= Fénius Farsaid =

Legendary king of Scythia

Fénius Farsaid (also Phoeniusa, Phenius, Féinius; Farsa, Farsaidh, many variant spellings) is a legendary king of Scythia who appears in different versions of Irish mythology. He was the son of Boath, a son of Magog. Other sources describe his lineage from the line of Gomer. According to some traditions, he invented the Ogham alphabet and the Gaelic language.

According to recensions M and A of the Lebor Gabála Érenn, Fénius and his son Nél journeyed to the Tower of Babel (in recension B, it is Rifath Scot son of Gomer instead). Nél, who was trained in many languages, married Scota, daughter of Pharaoh Cingris of Egypt, producing their son Goidel Glas.

In the Lebor Gabála Érenn (11th century), he is said to be one of the 72 chieftains who built Nimrod's Tower of Babel, but travelled to Scythia after the tower collapsed.
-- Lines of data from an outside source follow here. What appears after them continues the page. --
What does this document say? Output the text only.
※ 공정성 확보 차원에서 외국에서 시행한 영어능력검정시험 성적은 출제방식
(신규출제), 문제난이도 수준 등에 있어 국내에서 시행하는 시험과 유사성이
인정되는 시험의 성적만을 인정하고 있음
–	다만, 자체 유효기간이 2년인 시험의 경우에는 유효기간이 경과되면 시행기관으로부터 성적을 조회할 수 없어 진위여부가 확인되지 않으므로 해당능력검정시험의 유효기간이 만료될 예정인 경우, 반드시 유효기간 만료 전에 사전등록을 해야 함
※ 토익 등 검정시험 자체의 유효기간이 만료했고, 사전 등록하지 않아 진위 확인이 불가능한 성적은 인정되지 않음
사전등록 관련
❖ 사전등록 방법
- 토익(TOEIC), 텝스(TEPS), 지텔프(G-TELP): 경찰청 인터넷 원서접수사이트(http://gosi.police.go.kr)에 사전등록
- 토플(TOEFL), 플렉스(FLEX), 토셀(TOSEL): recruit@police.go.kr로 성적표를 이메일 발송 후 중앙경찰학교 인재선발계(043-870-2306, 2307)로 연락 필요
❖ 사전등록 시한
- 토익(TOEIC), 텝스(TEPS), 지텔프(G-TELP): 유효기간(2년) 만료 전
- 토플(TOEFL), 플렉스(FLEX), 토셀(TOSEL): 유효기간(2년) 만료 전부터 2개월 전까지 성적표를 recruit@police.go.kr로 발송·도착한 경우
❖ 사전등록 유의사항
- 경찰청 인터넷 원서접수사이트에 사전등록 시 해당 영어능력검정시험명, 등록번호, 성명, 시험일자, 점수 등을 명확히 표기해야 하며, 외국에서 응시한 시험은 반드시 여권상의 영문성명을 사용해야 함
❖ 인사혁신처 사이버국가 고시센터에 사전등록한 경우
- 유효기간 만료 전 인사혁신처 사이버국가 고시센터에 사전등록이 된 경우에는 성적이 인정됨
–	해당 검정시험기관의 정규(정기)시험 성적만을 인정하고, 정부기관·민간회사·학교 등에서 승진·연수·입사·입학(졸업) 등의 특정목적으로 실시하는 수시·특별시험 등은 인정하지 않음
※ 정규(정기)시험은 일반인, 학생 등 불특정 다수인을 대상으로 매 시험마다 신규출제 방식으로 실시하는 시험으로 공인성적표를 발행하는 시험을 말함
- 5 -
According to the Auraicept na n-Éces, Fenius journeyed from Scythia together with Goídel mac Ethéoir, Íar mac Nema and a retinue of 72 scholars. They came to the plain of Shinar to study the confused languages at Nimrod's tower. Finding that the speakers had already dispersed, Fenius sent his scholars to study them, staying at the tower, coordinating the effort. After ten years, the investigations were complete, and Fenius created in Bérla tóbaide "the selected language", taking the best of each of the confused tongues, which he called Goídelc, Goidelic, after Goídel mac Ethéoir. He also created extensions, called Bérla Féne, after himself, Íarmberla, after Íar mac Nema, and others, and the Beithe-luis-nuin (the Ogham) as a perfected writing system for his languages, Béarla na bhFileadh - 'language of the poets'. The Secret Language of the Poets, Gnaith-bhearla, a common language and dialect of the illiterate majority, it later became Old and Middle Irish, and eventually Modern Irish.

The Auraicept claims that Fenius Farsaidh discovered four alphabets, the Hebrew, Greek and Latin ones, and finally the Ogham, and portrays the Ogham as the most perfected because it was discovered last.